Heath · 5 June 2019 18:14

I’m trying to get the notifications figured out in LibreNMS as I transition away from an old monitoring solution. I’m still getting a few false positives, but my biggest issue is the email alerts are slow to send out.

I’ve configured the Fast Ping Checking for “sub minute ping check” according to the documentation.

(/etc/cron.d/librenms)

(/opt/librenms/config.php)

I’ve configured the alert rule to trigger when the device is down AND the reason is icmp.

(gui Alerts->Alert Rules->Devices up/down)

I’m still a little unsure what the exact behavior this results in. My current monitoring solution polls (sends 1 ping) every 30 seconds.
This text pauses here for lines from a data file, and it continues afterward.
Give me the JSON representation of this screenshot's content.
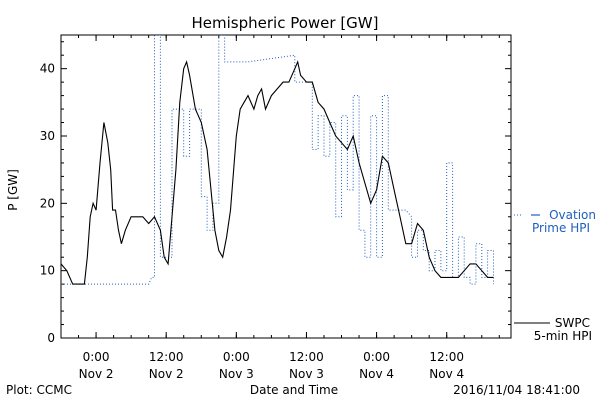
{
  "chart_data": {
    "type": "line",
    "title": "Hemispheric Power [GW]",
    "ylabel": "P [GW]",
    "xlabel": "Date and Time",
    "ylim": [
      0,
      45
    ],
    "xlim": [
      "2016-11-01T18:00",
      "2016-11-04T23:00"
    ],
    "yticks": [
      0,
      10,
      20,
      30,
      40
    ],
    "xticks": [
      {
        "time": "2016-11-02T00:00",
        "label": "0:00",
        "sublabel": "Nov 2"
      },
      {
        "time": "2016-11-02T12:00",
        "label": "12:00",
        "sublabel": "Nov 2"
      },
      {
        "time": "2016-11-03T00:00",
        "label": "0:00",
        "sublabel": "Nov 3"
      },
      {
        "time": "2016-11-03T12:00",
        "label": "12:00",
        "sublabel": "Nov 3"
      },
      {
        "time": "2016-11-04T00:00",
        "label": "0:00",
        "sublabel": "Nov 4"
      },
      {
        "time": "2016-11-04T12:00",
        "label": "12:00",
        "sublabel": "Nov 4"
      }
    ],
    "grid": false,
    "footer_left": "Plot: CCMC",
    "footer_right": "2016/11/04 18:41:00",
    "series": [
      {
        "name": "SWPC 5-min HPI",
        "legend_lines": [
          "SWPC",
          "5-min HPI"
        ],
        "color": "#000000",
        "style": "solid",
        "points": [
          [
            "2016-11-01T18:00",
            11
          ],
          [
            "2016-11-01T19:00",
            10
          ],
          [
            "2016-11-01T20:00",
            8
          ],
          [
            "2016-11-01T21:00",
            8
          ],
          [
            "2016-11-01T22:00",
            8
          ],
          [
            "2016-11-01T22:30",
            12
          ],
          [
            "2016-11-01T23:00",
            18
          ],
          [
            "2016-11-01T23:30",
            20
          ],
          [
            "2016-11-02T00:00",
            19
          ],
          [
            "2016-11-02T00:40",
            26
          ],
          [
            "2016-11-02T01:20",
            32
          ],
          [
            "2016-11-02T02:00",
            29
          ],
          [
            "2016-11-02T02:30",
            25
          ],
          [
            "2016-11-02T02:50",
            19
          ],
          [
            "2016-11-02T03:20",
            19
          ],
          [
            "2016-11-02T03:50",
            16
          ],
          [
            "2016-11-02T04:20",
            14
          ],
          [
            "2016-11-02T05:00",
            16
          ],
          [
            "2016-11-02T06:00",
            18
          ],
          [
            "2016-11-02T07:00",
            18
          ],
          [
            "2016-11-02T08:00",
            18
          ],
          [
            "2016-11-02T09:00",
            17
          ],
          [
            "2016-11-02T10:00",
            18
          ],
          [
            "2016-11-02T11:00",
            16
          ],
          [
            "2016-11-02T11:40",
            12
          ],
          [
            "2016-11-02T12:20",
            11
          ],
          [
            "2016-11-02T13:00",
            18
          ],
          [
            "2016-11-02T13:40",
            25
          ],
          [
            "2016-11-02T14:20",
            35
          ],
          [
            "2016-11-02T15:00",
            40
          ],
          [
            "2016-11-02T15:30",
            41
          ],
          [
            "2016-11-02T16:00",
            39
          ],
          [
            "2016-11-02T17:00",
            34
          ],
          [
            "2016-11-02T18:00",
            32
          ],
          [
            "2016-11-02T19:00",
            28
          ],
          [
            "2016-11-02T19:40",
            22
          ],
          [
            "2016-11-02T20:20",
            16
          ],
          [
            "2016-11-02T21:00",
            13
          ],
          [
            "2016-11-02T21:40",
            12
          ],
          [
            "2016-11-02T22:20",
            15
          ],
          [
            "2016-11-02T23:00",
            19
          ],
          [
            "2016-11-03T00:00",
            30
          ],
          [
            "2016-11-03T00:40",
            34
          ],
          [
            "2016-11-03T01:20",
            35
          ],
          [
            "2016-11-03T02:00",
            36
          ],
          [
            "2016-11-03T03:00",
            34
          ],
          [
            "2016-11-03T03:40",
            36
          ],
          [
            "2016-11-03T04:20",
            37
          ],
          [
            "2016-11-03T05:00",
            34
          ],
          [
            "2016-11-03T06:00",
            36
          ],
          [
            "2016-11-03T07:00",
            37
          ],
          [
            "2016-11-03T08:00",
            38
          ],
          [
            "2016-11-03T09:00",
            38
          ],
          [
            "2016-11-03T10:00",
            40
          ],
          [
            "2016-11-03T10:30",
            41
          ],
          [
            "2016-11-03T11:00",
            39
          ],
          [
            "2016-11-03T12:00",
            38
          ],
          [
            "2016-11-03T13:00",
            38
          ],
          [
            "2016-11-03T14:00",
            35
          ],
          [
            "2016-11-03T15:00",
            34
          ],
          [
            "2016-11-03T16:00",
            32
          ],
          [
            "2016-11-03T17:00",
            30
          ],
          [
            "2016-11-03T18:00",
            29
          ],
          [
            "2016-11-03T19:00",
            28
          ],
          [
            "2016-11-03T20:00",
            30
          ],
          [
            "2016-11-03T21:00",
            26
          ],
          [
            "2016-11-03T22:00",
            23
          ],
          [
            "2016-11-03T23:00",
            20
          ],
          [
            "2016-11-04T00:00",
            22
          ],
          [
            "2016-11-04T01:00",
            27
          ],
          [
            "2016-11-04T02:00",
            26
          ],
          [
            "2016-11-04T03:00",
            22
          ],
          [
            "2016-11-04T04:00",
            18
          ],
          [
            "2016-11-04T05:00",
            14
          ],
          [
            "2016-11-04T06:00",
            14
          ],
          [
            "2016-11-04T07:00",
            17
          ],
          [
            "2016-11-04T08:00",
            16
          ],
          [
            "2016-11-04T09:00",
            12
          ],
          [
            "2016-11-04T10:00",
            10
          ],
          [
            "2016-11-04T11:00",
            9
          ],
          [
            "2016-11-04T12:00",
            9
          ],
          [
            "2016-11-04T13:00",
            9
          ],
          [
            "2016-11-04T14:00",
            9
          ],
          [
            "2016-11-04T15:00",
            10
          ],
          [
            "2016-11-04T16:00",
            11
          ],
          [
            "2016-11-04T17:00",
            11
          ],
          [
            "2016-11-04T18:00",
            10
          ],
          [
            "2016-11-04T19:00",
            9
          ],
          [
            "2016-11-04T20:00",
            9
          ]
        ]
      },
      {
        "name": "Ovation Prime HPI",
        "legend_lines": [
          "Ovation",
          "Prime HPI"
        ],
        "color": "#1f5fbf",
        "style": "dotted",
        "points": [
          [
            "2016-11-01T18:00",
            8
          ],
          [
            "2016-11-02T09:00",
            8
          ],
          [
            "2016-11-02T09:30",
            9
          ],
          [
            "2016-11-02T10:00",
            9
          ],
          [
            "2016-11-02T10:00",
            45
          ],
          [
            "2016-11-02T11:00",
            45
          ],
          [
            "2016-11-02T11:00",
            12
          ],
          [
            "2016-11-02T13:00",
            12
          ],
          [
            "2016-11-02T13:00",
            34
          ],
          [
            "2016-11-02T15:00",
            34
          ],
          [
            "2016-11-02T15:00",
            27
          ],
          [
            "2016-11-02T16:00",
            27
          ],
          [
            "2016-11-02T16:00",
            34
          ],
          [
            "2016-11-02T18:00",
            34
          ],
          [
            "2016-11-02T18:00",
            21
          ],
          [
            "2016-11-02T19:00",
            21
          ],
          [
            "2016-11-02T19:00",
            16
          ],
          [
            "2016-11-02T20:00",
            16
          ],
          [
            "2016-11-02T20:00",
            20
          ],
          [
            "2016-11-02T21:00",
            20
          ],
          [
            "2016-11-02T21:00",
            45
          ],
          [
            "2016-11-02T22:00",
            45
          ],
          [
            "2016-11-02T22:00",
            41
          ],
          [
            "2016-11-03T02:00",
            41
          ],
          [
            "2016-11-03T10:00",
            42
          ],
          [
            "2016-11-03T10:00",
            38
          ],
          [
            "2016-11-03T13:00",
            38
          ],
          [
            "2016-11-03T13:00",
            28
          ],
          [
            "2016-11-03T14:00",
            28
          ],
          [
            "2016-11-03T14:00",
            33
          ],
          [
            "2016-11-03T15:00",
            33
          ],
          [
            "2016-11-03T15:00",
            27
          ],
          [
            "2016-11-03T16:00",
            27
          ],
          [
            "2016-11-03T16:00",
            32
          ],
          [
            "2016-11-03T17:00",
            32
          ],
          [
            "2016-11-03T17:00",
            18
          ],
          [
            "2016-11-03T18:00",
            18
          ],
          [
            "2016-11-03T18:00",
            33
          ],
          [
            "2016-11-03T19:00",
            33
          ],
          [
            "2016-11-03T19:00",
            22
          ],
          [
            "2016-11-03T20:00",
            22
          ],
          [
            "2016-11-03T20:00",
            36
          ],
          [
            "2016-11-03T21:00",
            36
          ],
          [
            "2016-11-03T21:00",
            16
          ],
          [
            "2016-11-03T22:00",
            16
          ],
          [
            "2016-11-03T22:00",
            12
          ],
          [
            "2016-11-03T23:00",
            12
          ],
          [
            "2016-11-03T23:00",
            33
          ],
          [
            "2016-11-04T00:00",
            33
          ],
          [
            "2016-11-04T00:00",
            12
          ],
          [
            "2016-11-04T01:00",
            12
          ],
          [
            "2016-11-04T01:00",
            36
          ],
          [
            "2016-11-04T02:00",
            36
          ],
          [
            "2016-11-04T02:00",
            19
          ],
          [
            "2016-11-04T05:00",
            19
          ],
          [
            "2016-11-04T06:00",
            18
          ],
          [
            "2016-11-04T06:00",
            12
          ],
          [
            "2016-11-04T07:00",
            12
          ],
          [
            "2016-11-04T07:00",
            16
          ],
          [
            "2016-11-04T08:00",
            16
          ],
          [
            "2016-11-04T08:00",
            13
          ],
          [
            "2016-11-04T09:00",
            13
          ],
          [
            "2016-11-04T09:00",
            10
          ],
          [
            "2016-11-04T10:00",
            10
          ],
          [
            "2016-11-04T10:00",
            13
          ],
          [
            "2016-11-04T11:00",
            13
          ],
          [
            "2016-11-04T11:00",
            10
          ],
          [
            "2016-11-04T12:00",
            10
          ],
          [
            "2016-11-04T12:00",
            26
          ],
          [
            "2016-11-04T13:00",
            26
          ],
          [
            "2016-11-04T13:00",
            9
          ],
          [
            "2016-11-04T14:00",
            9
          ],
          [
            "2016-11-04T14:00",
            15
          ],
          [
            "2016-11-04T15:00",
            15
          ],
          [
            "2016-11-04T15:00",
            9
          ],
          [
            "2016-11-04T16:00",
            9
          ],
          [
            "2016-11-04T16:00",
            8
          ],
          [
            "2016-11-04T17:00",
            8
          ],
          [
            "2016-11-04T17:00",
            14
          ],
          [
            "2016-11-04T18:00",
            14
          ],
          [
            "2016-11-04T18:00",
            9
          ],
          [
            "2016-11-04T19:00",
            9
          ],
          [
            "2016-11-04T19:00",
            13
          ],
          [
            "2016-11-04T20:00",
            13
          ],
          [
            "2016-11-04T20:00",
            8
          ]
        ]
      }
    ]
  }
}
After three successive failed polls, it generates an alert. So I get an alert within 2 minutes of the device going down. Within 1 minute of the device coming back online, the alert is cleared.

Using the above pictured settings, I get the “down” notification from LibreNMS about 3 or 4 minutes after I get the notification from the old system. The “up” notification comes about 5 minutes after the notification from the old system.

Just this morning I had a device reboot from a power blip. It was down and back up and both alerts received from the old system before I got the down email from LibreNMS.
9:24am - “Down” notification from old system
9:26am - “Up” notification from old system
9:27am - “Down” notification from LibreNMS
9:32am - “Up” notification from LibreNMS

So it seems that one of my issues is LibreNMS generating notifications only once every 5 minutes despite my cron file configured otherwise AND despite the documentation saying they run every minute.

Why are notifications being sent out at 5 minute intervals despite the configuration? What do I have wrong?

What is the actual behavior - considering retries, counts, intervals, etc - that triggers the alert? Can someone walk me through the step-by-step of what is happening with this process?

Heath · 7 June 2019 13:06

So nobody has any ideas? Is this a bug? Do I have something wrong?

murrant · 7 June 2019 15:15

No idea without doing some major investigation, which I won’t have time to do any time soon.

If you try the dispatcher service in the docs, does the same thing happen?

Heath · 7 June 2019 15:34

I have not tried the dispatcher service. I just looked at the documentation and will have to study it some more when I get time. I’m not really a Linux guy and didn’t quite understand it all with the first read-through. But I’ll be checking it out. Thanks for the pointer!

murrant · 7 June 2019 19:49

It basically replaces the cron jobs